一夜漬け文章教室

私自身書評をやってかれこれ7年の月日が経ち、それでいながらもまだまだ文章のことについて分からないことが多い。それでいながら文章術にまつわる本を読んだり、実践したりしているのだが、もっともセオリーがないだけに、自分自身の文章もどうなっているのか分からない。

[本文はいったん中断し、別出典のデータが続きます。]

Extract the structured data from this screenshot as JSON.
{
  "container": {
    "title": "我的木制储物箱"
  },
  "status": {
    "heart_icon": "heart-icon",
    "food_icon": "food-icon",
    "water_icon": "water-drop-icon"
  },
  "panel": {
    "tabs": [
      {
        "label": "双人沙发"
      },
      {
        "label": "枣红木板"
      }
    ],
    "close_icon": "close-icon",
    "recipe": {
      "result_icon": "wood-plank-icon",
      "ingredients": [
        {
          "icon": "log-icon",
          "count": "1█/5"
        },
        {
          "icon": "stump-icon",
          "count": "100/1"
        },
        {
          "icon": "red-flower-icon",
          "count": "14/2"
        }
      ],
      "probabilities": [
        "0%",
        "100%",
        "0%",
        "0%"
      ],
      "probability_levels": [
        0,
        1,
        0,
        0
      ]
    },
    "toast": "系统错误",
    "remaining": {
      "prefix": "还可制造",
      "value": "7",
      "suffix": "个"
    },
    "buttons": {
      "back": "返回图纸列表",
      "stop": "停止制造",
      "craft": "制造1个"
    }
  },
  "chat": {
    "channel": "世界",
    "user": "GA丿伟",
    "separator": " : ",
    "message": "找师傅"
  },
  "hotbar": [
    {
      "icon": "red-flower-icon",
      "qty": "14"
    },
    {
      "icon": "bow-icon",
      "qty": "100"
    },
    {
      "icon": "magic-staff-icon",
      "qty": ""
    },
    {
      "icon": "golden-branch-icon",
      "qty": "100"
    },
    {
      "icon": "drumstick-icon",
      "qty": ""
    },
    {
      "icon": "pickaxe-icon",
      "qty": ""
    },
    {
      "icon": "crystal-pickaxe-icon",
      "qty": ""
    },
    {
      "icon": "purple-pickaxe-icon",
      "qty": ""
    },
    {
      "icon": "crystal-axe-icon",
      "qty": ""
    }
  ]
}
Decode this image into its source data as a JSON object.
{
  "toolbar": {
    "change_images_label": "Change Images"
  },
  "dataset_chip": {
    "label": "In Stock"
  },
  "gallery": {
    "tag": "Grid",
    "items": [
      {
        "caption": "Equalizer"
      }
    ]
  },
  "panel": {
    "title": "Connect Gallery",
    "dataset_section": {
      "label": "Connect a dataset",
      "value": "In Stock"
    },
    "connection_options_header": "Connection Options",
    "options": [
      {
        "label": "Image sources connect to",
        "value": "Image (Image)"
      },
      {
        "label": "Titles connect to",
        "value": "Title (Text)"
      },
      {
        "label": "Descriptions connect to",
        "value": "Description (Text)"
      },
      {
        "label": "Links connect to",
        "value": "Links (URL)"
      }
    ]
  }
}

そこで本書は「一夜漬け」でできるのかどうかは置いといて、新聞記者や小説における経験を元にした文章のあり方について説いている。

第一章「まず、エッセイから始めよう」
まず、文章を書くために「エッセイ」から始めた方が良いことを提唱している。エッセイはあくまで「散文」の一種であり、文章力を鍛えるにはもってこいである。もっと言うと文章理論や型についてこだわらなくて良いと言うのもある。そのことを念頭にとにもかくにも「文章を書く」と言うことを最初に提唱している。本章では著名な方の「文章術」にまつわることも言及されているが、共通して言えるのは、

「多読、多作が大切。文章を書くのに理論は邪魔」(p.19より)

という。私自身の経験も踏まえても全くその通りと言える。

第二章「私流・「型破り」の文章教室」
文章にまつわる「型」であったり、「定説」であったり、文章にまつわる表面的な事を取り上げることが多い。私自身もそういった本に振り回されてきた経験を持っている。そのたびに、自分自身の文章について疑心暗鬼になってしまうことも多々あった。しかし本章では「型破り」と題して文章を書く方法について2つしか教えていない。しかもその2つは最も基本的なことであるのだが、あくまで文章を書くことに理論はないことを前提にしている。

第三章「小論文必勝法」
国語の授業でも、さらには大学の入試でも「小論文」と言うものが存在する。小論文というと「論文」の一種だから、論理的な組み立て方で文章を書くことが臨まれるのだが、著者は「小論文は雑文である(p.56より)」と喝破している。もちろん理由は存在するのだが、この一文を見る限り第二章よりも型破りの印象を持ってしまう(もちろん良い意味での型破りである)。

第四章「エッセイをダメにする四つの傾向」
エッセイは形式にしても、テーマにしても自由であるのだが、その反面ダメにしてしまうのも簡単である。どういったことでダメになってしまうのか本章では「羅列」「テーマ」「展開」「冒頭・末尾」の4つのヒントを元に傾向を説明している。

第五章「文章に「スキ間」を作れ」
論理的で仮説を交えたシンプルな文章、そして分かりやすい文章が求められる昨今だが、当然分かりやすい文章の方が良いのだが、漢字や表現を小学生並みにすることが分かりやすくすることではない。著者の言う「分かりやすさ」は本章のタイトルにある「スキ間」が鍵となる。この「スキ間」とはいったいどういったものなのか、それは文章と文章の間といったみみっちい話ではないことは確かである。

第六章「いかにして「独創」のある文章を書くか」
独創的な文章を書くにはどうしたら良いのか、というマニュアルは存在しない。しかし取り合わせの仕方によって人それぞれの文章が完成する。日々刻々と表現や単語が新しく生まれてくる。その新しく生まれたものを取り合わせてみたり、今まであるような言葉を取り合わせてみたりすることによって自分自身の持つ独特な文章を生み出すことができる。

色々文章術を読んできた私だが、そういった本には、文章における「型」とか表現の方法がよく使われているのだが、本書にはそういったものがない。むしろエッセイや作文、散文といった表現にしても、文章形式にしても成約のないものについての文章に関する本はほとんど見当たらない。